How do I define port symmetries?

To define port symmetries, you should specify different port orderings that leave the S-matrix of the device unchanged. This is common for symmetric components like directional couplers.

Port symmetries are defined by listing alternative sequences of the output ports that correspond to equivalent physical configurations. Each tuple represents a reordering of the ports, where the ith element in the tuple is the port that replaces port Pi in the new configuration.

For example, consider a directional coupler with four ports labeled P0, P1, P2, and P3 in a rectangular layout:

  • Swapping P0 with P1 and P2 with P3 corresponds to a reflection across the x-axis.
  • Swapping P0 with P2 and P1 with P3 corresponds to a reflection across the y-axis.
  • Swapping P0 with P3 and P1 with P2 corresponds to a 180° rotation (inversion symmetry).

These symmetries can be encoded as:

port_symmetries = [
    ("P1", "P0", "P3", "P2"),  # x-axis reflection
    ("P2", "P3", "P0", "P1"),  # y-axis reflection
    ("P3", "P2", "P1", "P0"),  # inversion symmetry
]
Directional coupler port layout

After defining symmetries, it is strongly recommended to validate them using the Tidy3DModel.test_port_symmetries() function. For faster validation, use a coarse grid and a single frequency point: 

assert dc.active_model.test_port_symmetries(
    dc, frequencies=[pf.C_0 / 1.55], grid_spec=8
)

Is the order of ExtrusionSpec objects in a list important?

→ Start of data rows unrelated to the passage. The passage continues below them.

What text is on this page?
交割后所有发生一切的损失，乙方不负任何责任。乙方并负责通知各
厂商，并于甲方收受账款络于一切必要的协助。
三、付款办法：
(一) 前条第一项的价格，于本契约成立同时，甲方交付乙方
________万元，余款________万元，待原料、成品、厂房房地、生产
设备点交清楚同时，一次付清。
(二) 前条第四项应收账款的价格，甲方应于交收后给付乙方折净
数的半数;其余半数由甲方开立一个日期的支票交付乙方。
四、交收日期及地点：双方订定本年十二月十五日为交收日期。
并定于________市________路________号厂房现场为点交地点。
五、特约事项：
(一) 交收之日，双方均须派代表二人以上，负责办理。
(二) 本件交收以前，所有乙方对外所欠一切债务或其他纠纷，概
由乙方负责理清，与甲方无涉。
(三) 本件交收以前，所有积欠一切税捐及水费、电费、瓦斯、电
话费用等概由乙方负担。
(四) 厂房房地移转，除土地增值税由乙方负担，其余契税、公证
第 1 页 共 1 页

Yes, the order of ExtrusionSpec objects within a list is crucial, as it determines the sequence in which the extrusion operations are applied. This is particularly important for hierarchical extrusions or when one extrusion depends on the geometry created by a previous one.

In most cases, the order should follow the physical sequence of fabrication steps, ensuring that layers are built up in the correct order.

How can I modify a technology?

If the technology is parametric, you can update its parameters — such as layer thicknesses or medium definitions — either when first instantiating it or later by using the Technology.update() method.

You can also modify the structure of the technology by:

  • Adding or removing layers using Technology.add_layer() and Technology.remove_layer()
  • Adding or removing ports using Technology.add_port() and Technology.remove_port()
  • Defining or deleting connections between layers using Technology.add_connection() and Technology.remove_connection()
  • Managing extrusion specifications using Technology.insert_extrusion_spec() and Technology.pop_extrusion_spec()

These capabilities give you full control over the technology stack to match your fabrication requirements.